After cool-down and fill in late January, the 35-ton prototype detector began its commissioning run on February 2. Liquid argon purification and recirculation started a few days later and the whole system has been running continuously since then — modulo the effects of a Fermilab-wide power outage on March 4. The prototype is outfitted with small-scale APA modules of the single-phase FD design, a field cage, cold digital electronics and waveguide-style photon detectors — all immersed in the liquid argon — and a triggerless-capable DAQ.
Alan Hahn led an effort to exercise all the hardware during both the cool-down and filling operations to look for any issues that might occur.
“Everything survived,” he said. “After pumping and filtering for about 12 hours, our first purity monitor signal showed an electron lifetime of about 80 microseconds and the first track was seen with a purity in the 100 microsecond range. Now it is in the 2.5 to 3.5 millisecond range — this is faster than we saw during the Phase I run.”

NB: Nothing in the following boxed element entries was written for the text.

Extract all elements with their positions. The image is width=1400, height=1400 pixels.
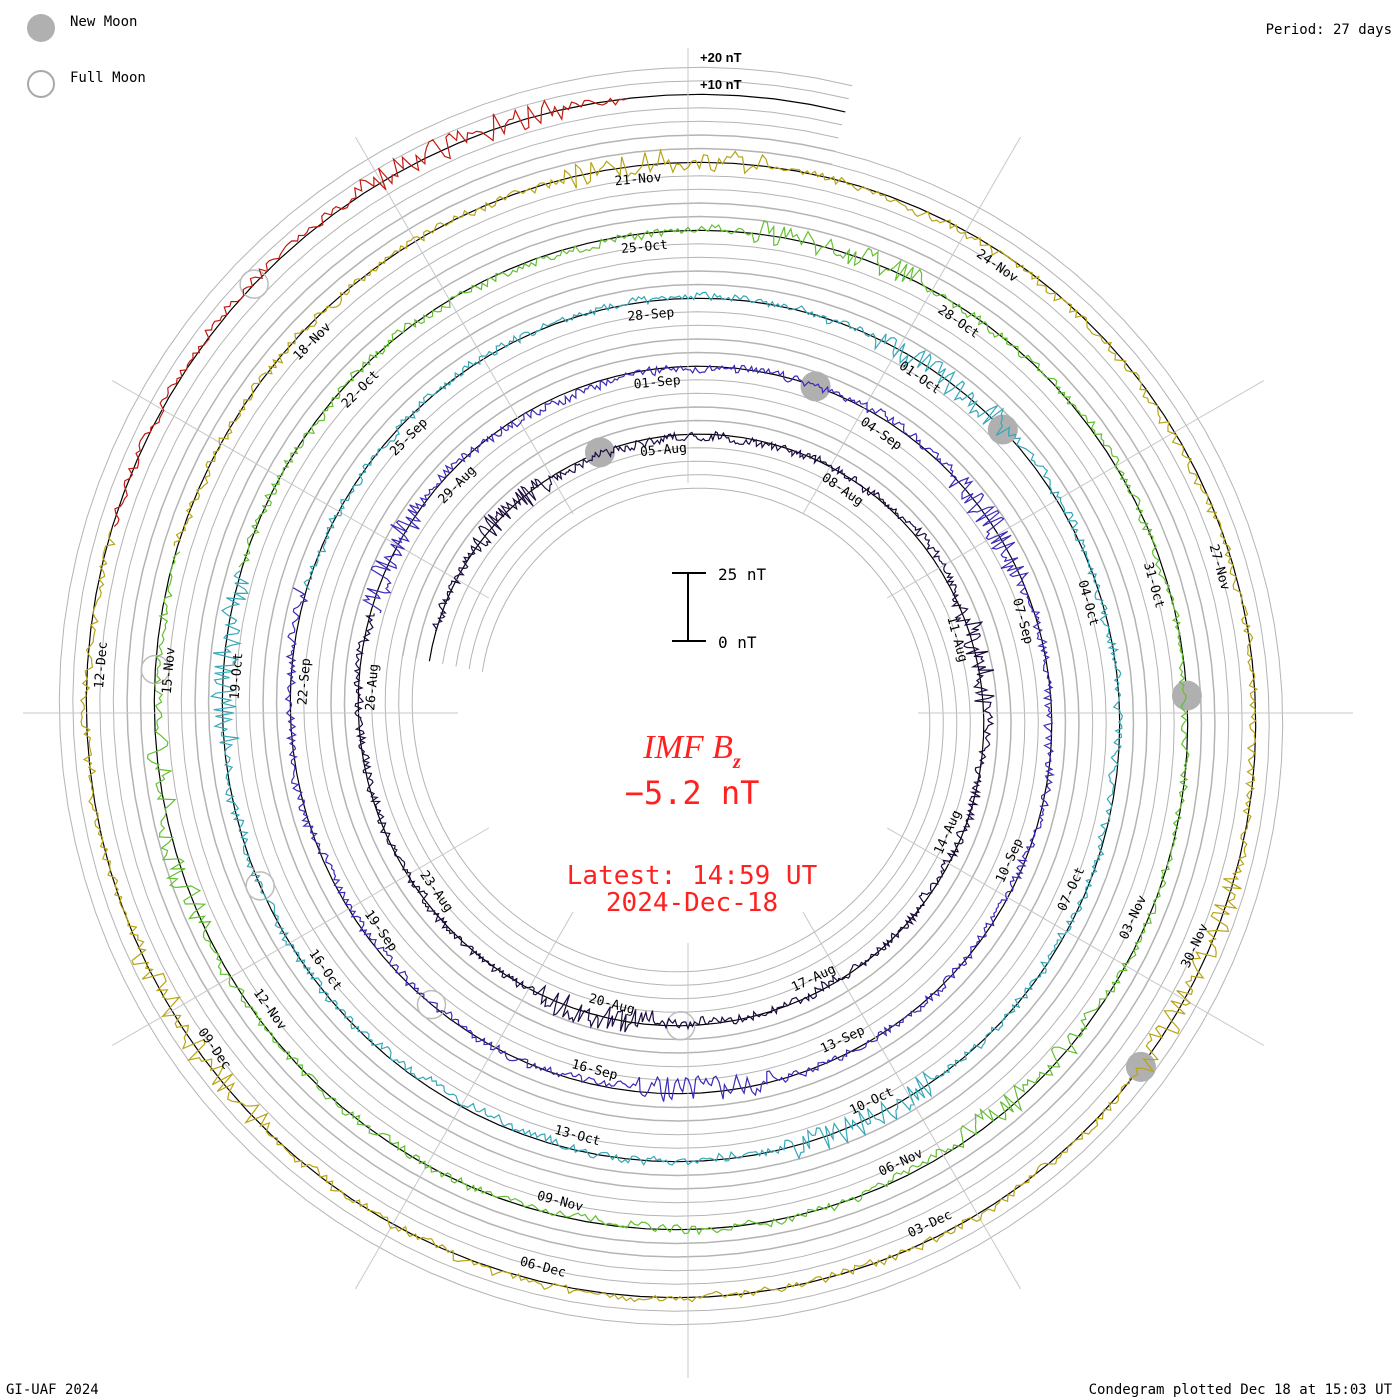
grid-layer xyxy=(58,66,1284,1326)
credit-label: GI-UAF 2024 xyxy=(6,1382,99,1398)
date-label: 28-Oct xyxy=(935,303,982,342)
latest-date: 2024-Dec-18 xyxy=(606,888,778,918)
full-moon-marker xyxy=(239,269,269,299)
date-label: 05-Aug xyxy=(639,441,687,460)
series-line-3 xyxy=(210,291,1124,1166)
full-moon-legend-icon xyxy=(27,70,55,98)
radial-spoke xyxy=(111,380,490,599)
date-label: 04-Sep xyxy=(857,415,904,454)
scale-bar: 25 nT 0 nT xyxy=(672,565,767,652)
grid-ring-0 xyxy=(85,93,1257,1299)
date-label: 21-Nov xyxy=(614,170,662,189)
date-label: 25-Sep xyxy=(387,415,431,459)
date-label: 12-Nov xyxy=(250,986,289,1033)
radial-spoke xyxy=(802,136,1021,515)
center-title-sub: z xyxy=(732,751,741,773)
center-title-main: IMF B xyxy=(642,729,733,766)
date-label: 22-Oct xyxy=(339,368,383,412)
date-label: 19-Oct xyxy=(228,652,247,700)
new-moon-marker xyxy=(987,414,1018,445)
full-moon-legend-label: Full Moon xyxy=(70,70,146,86)
date-label: 17-Aug xyxy=(789,962,838,996)
new-moon-marker xyxy=(1171,680,1202,711)
date-label: 16-Oct xyxy=(305,947,344,994)
series-line-4 xyxy=(146,219,1190,1236)
series-line-5 xyxy=(80,148,1259,1303)
date-label: 30-Nov xyxy=(1179,921,1212,970)
grid-ring--20 xyxy=(112,120,1230,1272)
scale-bar-top-label: 25 nT xyxy=(718,565,767,584)
series-line-1 xyxy=(353,430,995,1033)
date-label: 25-Oct xyxy=(620,238,668,257)
full-moon-marker xyxy=(245,871,275,901)
ring-label-20: +20 nT xyxy=(700,50,742,65)
date-label: 22-Sep xyxy=(295,658,314,706)
date-label: 12-Dec xyxy=(92,641,111,689)
new-moon-marker xyxy=(800,371,831,402)
date-label: 29-Aug xyxy=(436,463,480,507)
new-moon-legend-label: New Moon xyxy=(70,14,138,30)
period-label: Period: 27 days xyxy=(1265,22,1392,38)
date-label: 13-Sep xyxy=(818,1023,867,1057)
series-line-2 xyxy=(284,364,1055,1102)
date-label: 28-Sep xyxy=(627,305,675,324)
series-line-6 xyxy=(113,97,628,528)
series-layer xyxy=(80,97,1259,1303)
latest-time: Latest: 14:59 UT xyxy=(567,861,818,891)
radial-spoke xyxy=(355,136,574,515)
date-label: 03-Nov xyxy=(1117,893,1150,942)
new-moon-legend-icon xyxy=(27,14,55,42)
full-moon-marker xyxy=(416,989,447,1020)
radial-spoke xyxy=(111,827,490,1046)
date-label: 26-Aug xyxy=(363,663,382,711)
date-label: 14-Aug xyxy=(931,808,964,857)
date-label: 07-Oct xyxy=(1055,865,1088,914)
plotted-timestamp: Condegram plotted Dec 18 at 15:03 UT xyxy=(1088,1382,1392,1398)
current-value: −5.2 nT xyxy=(625,774,760,812)
date-label: 01-Sep xyxy=(633,373,681,392)
center-title: IMF Bz xyxy=(642,729,741,773)
radial-spoke xyxy=(355,911,574,1290)
date-label: 03-Dec xyxy=(906,1208,955,1242)
ring-label-10: +10 nT xyxy=(700,77,742,92)
radial-spoke xyxy=(886,827,1265,1046)
grid-ring--10 xyxy=(99,107,1243,1285)
spoke-layer xyxy=(23,48,1353,1378)
date-label: 20-Aug xyxy=(587,991,636,1017)
date-label: 01-Oct xyxy=(896,359,943,398)
date-label: 08-Aug xyxy=(819,470,866,509)
date-label: 15-Nov xyxy=(160,647,179,695)
radial-spoke xyxy=(886,380,1265,599)
ring-value-labels: +20 nT +10 nT xyxy=(700,50,742,92)
scale-bar-bottom-label: 0 nT xyxy=(718,633,757,652)
grid-ring--30 xyxy=(126,134,1216,1258)
radial-spoke xyxy=(802,911,1021,1290)
grid-ring--40 xyxy=(139,147,1203,1245)
grid-ring-10 xyxy=(72,80,1270,1312)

The prototype has been collecting data 16 hours per day with the drift field ramped up to as much as 60 kV at the cathode, half the target field strength. The team can associate tracks in the event displays with hits in the external scintillation counters. However, coherent noise — the source of which is still under investigation — is severely hampering the performance. The tracks are visible qualitatively, but the signal-to-noise is very poor.
Despite the problems, team leaders Hahn and Michelle Stancari agree that it is useful to test the new field cage design at full voltage.
“We’ll take data at this cathode voltage, an intermediate voltage and full voltage,” said Stancari. “How much at each remains to be seen.”
The team is discussing plans to run a few dedicated expert studies after that.
“These studies will benefit future LArTPCs, if not the 35-ton,” said Hahn. “But testing the design was one of our goals.”